The biggest golf tournament of the year, the Masters, recently finished up a couple weeks ago with Patrick Reed winning his first ever green jacket.  Jordan Spieth had an incredible final round posting an -8 on the day to pull within two strokes of the lead.  Every year around Masters time, I make predictions with some friends as to who I think will win.  Last season I successfully picked Sergio Garcia while this year I came up just short in my pick of Rickie Fowler.  A lot could go in to making a prediction like this.  I could pick based off of past success at Augusta, recent performance in tournaments, or just pick Bubba every year until he eventually might win again.  I was recently intrigued as to how someone could pick the winner of the Masters, or if it is just luck.

To begin I looked up every player who made the cut from the past 3 years at the Masters.  I could have collected data from every person, but preferred to have all 4 rounds to keep it consistent and not include the 2 rounds of the players who got cut.  I decided to look at first round score, average driving distance on the season, greens in regulation percentage for the season, the score of the past tournament the player participated in, and the percentage of 4 to 8 foot putts made on the season.  The goal is to see if the final score of the masters could be predicted based on these factors.

All of the assumptions hold in these regressions as it relates to having no non-linear patters, normally distributed residuals, residuals being spread equally along the ranges of predictors, and no overly influential cases.

The first model I tested was the following:

Masters_final = B0+B1Masters_round1 + B2Avg_drivingDist +B3 GIR + B4Tourney_before + B5Putts

The results are as follows:

The model itself is statistically significant in predicting the final score of the Masters for a given player at a .05 rejection level (F-value = 11.8,  p=.000).  The putting parameter and score of the tournament before the Masters prove to be insignificant in this model (F-value=3.066, p=.082 and F-value=.522, p=.471 respectively).  This model explains 29% of the variability in the data.

In this next model I decided to take out putting and the tourney before but add in interaction terms for the first round of the Masters, average driving distance, and greens in regulation.

Here are the results:

In this model, there is no statistically significance in predicting (F-value=6.117, p=.287).  None of the predictors are accurate in predicting the final score of the Masters.

In the previous models I used the players’ first round score to predict the final score.  In this last model, I take that variable out to see what we can predict before the first tee off.


The results follow:

This model is a significant model (F-value=8.892, p-value=.000)  The score of the tournament before and 4 to 8 foot putts are still insignificant predictors.  The R-squared value is .197, thus the model explains about 20% of the variability in the data.

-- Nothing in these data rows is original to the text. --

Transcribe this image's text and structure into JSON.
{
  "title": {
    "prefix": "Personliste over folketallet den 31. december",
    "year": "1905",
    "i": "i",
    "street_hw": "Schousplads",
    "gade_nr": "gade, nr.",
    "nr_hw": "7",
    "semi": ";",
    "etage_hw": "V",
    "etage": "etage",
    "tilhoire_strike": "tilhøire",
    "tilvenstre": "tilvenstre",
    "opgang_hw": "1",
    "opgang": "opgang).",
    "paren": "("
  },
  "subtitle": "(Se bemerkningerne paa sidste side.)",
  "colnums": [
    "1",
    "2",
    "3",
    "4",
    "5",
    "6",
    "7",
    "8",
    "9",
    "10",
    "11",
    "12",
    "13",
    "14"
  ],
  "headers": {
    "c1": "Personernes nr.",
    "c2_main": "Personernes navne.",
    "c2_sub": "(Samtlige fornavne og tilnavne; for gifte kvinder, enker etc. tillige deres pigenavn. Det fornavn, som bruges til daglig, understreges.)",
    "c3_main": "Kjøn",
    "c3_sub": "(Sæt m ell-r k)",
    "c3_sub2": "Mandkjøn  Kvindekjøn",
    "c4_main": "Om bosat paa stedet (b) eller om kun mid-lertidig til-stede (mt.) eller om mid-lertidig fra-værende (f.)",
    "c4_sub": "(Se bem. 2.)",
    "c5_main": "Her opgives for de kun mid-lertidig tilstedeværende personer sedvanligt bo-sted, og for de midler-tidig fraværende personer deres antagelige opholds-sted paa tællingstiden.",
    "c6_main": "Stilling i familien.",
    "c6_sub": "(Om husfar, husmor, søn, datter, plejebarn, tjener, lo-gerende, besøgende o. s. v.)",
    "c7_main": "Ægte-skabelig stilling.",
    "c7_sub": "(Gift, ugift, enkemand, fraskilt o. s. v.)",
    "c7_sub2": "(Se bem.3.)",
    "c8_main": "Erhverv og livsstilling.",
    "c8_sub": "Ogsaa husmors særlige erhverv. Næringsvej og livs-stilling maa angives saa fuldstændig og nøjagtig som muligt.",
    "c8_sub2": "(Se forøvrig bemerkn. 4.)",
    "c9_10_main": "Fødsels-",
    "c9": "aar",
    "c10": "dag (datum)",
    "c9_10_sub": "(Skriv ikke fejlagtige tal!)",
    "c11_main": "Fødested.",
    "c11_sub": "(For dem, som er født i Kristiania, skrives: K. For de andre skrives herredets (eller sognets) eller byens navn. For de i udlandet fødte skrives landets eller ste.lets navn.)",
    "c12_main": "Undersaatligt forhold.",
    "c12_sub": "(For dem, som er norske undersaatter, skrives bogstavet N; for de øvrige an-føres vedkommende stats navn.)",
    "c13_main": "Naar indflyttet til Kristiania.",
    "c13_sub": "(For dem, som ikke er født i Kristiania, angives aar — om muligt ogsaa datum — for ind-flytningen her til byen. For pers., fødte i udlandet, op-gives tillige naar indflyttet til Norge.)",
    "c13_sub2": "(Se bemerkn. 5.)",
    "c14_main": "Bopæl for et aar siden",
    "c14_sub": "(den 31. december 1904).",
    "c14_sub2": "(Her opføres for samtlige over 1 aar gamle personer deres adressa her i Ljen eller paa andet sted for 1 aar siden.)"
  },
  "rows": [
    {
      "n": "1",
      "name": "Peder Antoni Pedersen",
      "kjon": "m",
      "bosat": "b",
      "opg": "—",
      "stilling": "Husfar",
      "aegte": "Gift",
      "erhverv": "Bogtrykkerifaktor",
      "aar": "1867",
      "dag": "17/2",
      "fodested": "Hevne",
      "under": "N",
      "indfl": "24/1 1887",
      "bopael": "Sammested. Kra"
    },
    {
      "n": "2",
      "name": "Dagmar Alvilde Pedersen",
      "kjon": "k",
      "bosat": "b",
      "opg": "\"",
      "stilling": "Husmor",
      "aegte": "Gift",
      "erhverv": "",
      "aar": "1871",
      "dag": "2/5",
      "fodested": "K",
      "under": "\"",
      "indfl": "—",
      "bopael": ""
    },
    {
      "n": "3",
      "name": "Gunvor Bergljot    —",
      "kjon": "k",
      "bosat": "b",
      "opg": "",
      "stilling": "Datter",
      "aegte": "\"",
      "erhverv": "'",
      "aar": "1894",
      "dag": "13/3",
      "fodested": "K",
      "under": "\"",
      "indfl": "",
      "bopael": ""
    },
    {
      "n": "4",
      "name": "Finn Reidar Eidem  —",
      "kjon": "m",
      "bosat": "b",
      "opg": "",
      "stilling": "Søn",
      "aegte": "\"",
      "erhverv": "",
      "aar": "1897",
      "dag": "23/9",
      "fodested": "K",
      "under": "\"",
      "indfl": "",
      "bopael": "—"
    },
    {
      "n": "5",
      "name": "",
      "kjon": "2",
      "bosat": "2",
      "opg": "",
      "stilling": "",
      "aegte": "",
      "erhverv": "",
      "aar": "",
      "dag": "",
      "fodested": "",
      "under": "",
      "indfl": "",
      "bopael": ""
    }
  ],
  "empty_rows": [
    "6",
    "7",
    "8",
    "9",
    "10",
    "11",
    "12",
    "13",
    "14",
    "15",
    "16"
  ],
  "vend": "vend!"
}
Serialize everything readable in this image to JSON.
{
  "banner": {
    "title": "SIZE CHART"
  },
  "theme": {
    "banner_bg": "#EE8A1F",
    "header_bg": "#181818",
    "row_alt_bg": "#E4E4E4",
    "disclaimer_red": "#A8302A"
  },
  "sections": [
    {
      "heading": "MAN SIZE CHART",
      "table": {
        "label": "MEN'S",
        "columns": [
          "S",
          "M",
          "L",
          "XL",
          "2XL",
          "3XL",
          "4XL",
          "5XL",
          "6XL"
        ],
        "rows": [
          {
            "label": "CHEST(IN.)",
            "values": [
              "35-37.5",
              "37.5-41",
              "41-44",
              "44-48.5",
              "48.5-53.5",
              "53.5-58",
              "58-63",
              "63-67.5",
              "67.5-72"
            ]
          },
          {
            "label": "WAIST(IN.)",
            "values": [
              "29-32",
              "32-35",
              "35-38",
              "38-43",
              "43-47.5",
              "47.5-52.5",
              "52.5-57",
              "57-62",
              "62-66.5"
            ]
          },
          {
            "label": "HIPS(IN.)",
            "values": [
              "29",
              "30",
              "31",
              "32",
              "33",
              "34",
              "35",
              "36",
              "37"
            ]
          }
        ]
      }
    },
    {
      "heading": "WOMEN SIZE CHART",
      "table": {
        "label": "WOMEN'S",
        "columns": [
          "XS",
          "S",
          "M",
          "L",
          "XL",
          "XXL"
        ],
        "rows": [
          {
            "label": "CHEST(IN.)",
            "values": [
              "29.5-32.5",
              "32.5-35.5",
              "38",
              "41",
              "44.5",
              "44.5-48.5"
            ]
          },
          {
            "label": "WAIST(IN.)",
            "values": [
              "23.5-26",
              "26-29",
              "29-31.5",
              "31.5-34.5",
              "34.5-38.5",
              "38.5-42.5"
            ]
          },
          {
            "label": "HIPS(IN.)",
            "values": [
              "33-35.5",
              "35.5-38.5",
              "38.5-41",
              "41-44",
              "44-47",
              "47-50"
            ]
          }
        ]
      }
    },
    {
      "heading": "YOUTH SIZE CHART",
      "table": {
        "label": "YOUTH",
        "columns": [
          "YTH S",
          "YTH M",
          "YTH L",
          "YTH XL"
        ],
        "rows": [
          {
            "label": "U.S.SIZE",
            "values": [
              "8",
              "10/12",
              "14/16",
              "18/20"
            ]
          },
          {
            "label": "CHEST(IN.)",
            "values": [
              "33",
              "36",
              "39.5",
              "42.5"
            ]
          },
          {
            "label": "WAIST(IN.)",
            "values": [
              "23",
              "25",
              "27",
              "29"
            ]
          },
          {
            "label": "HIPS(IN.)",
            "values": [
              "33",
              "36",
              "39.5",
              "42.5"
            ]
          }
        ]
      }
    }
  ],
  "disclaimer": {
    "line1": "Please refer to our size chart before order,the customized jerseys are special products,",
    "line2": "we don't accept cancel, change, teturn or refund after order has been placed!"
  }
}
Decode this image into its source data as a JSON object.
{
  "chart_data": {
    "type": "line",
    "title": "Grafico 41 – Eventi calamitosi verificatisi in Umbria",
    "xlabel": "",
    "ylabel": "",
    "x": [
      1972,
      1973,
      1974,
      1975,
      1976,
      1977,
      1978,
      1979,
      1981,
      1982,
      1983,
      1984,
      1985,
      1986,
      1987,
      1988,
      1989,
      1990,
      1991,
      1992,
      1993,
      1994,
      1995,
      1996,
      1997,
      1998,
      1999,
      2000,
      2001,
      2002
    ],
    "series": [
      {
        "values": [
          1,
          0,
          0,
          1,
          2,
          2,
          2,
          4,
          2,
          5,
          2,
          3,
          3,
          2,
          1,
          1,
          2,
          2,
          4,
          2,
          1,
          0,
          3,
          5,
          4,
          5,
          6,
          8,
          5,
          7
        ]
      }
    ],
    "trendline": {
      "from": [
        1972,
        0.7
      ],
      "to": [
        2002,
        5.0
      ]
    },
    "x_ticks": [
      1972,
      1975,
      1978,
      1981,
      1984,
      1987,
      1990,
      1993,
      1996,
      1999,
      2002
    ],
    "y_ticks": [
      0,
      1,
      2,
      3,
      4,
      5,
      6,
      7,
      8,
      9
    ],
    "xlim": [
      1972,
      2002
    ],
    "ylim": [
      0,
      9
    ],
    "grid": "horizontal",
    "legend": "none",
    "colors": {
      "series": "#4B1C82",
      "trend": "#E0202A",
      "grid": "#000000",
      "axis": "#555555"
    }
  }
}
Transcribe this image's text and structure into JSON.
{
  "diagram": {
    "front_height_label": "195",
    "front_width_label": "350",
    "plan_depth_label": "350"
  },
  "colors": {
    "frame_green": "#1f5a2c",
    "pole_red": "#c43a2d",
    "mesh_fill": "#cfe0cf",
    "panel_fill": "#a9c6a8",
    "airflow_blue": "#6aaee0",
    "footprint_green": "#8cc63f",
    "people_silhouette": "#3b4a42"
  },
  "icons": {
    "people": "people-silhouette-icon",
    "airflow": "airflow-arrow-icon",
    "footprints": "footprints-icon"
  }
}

The first model is the most useful when predicting the final score of tournament, but most bets are placed before the tournament.  In the final model, the R-Squared, while not very high, does explain 20% of the data with only driving distance and greens in regulation being significant predictors.  Adding newer stats such as strokes gained tee to green that were not accessible in 2016 along with other stats in relation to driving accuracy and approach shots could help increase the accuracy of a model.  Given the lack of accessibility of data to the public, I only did the past three seasons although I would prefer to do around 10 or more seasons.  The most surprising finding in my opinion would be that prior tournament success played an insignificant role in the model.  With golf being a big mental game, I would have thought that recent success would have a positive impact on the players’ scores at the Masters.  The Masters is one of the most entertaining events in all of professional sports, and it is meant for every player in the field to have a shot at winning.  Maybe someday Tiger. Maybe someday.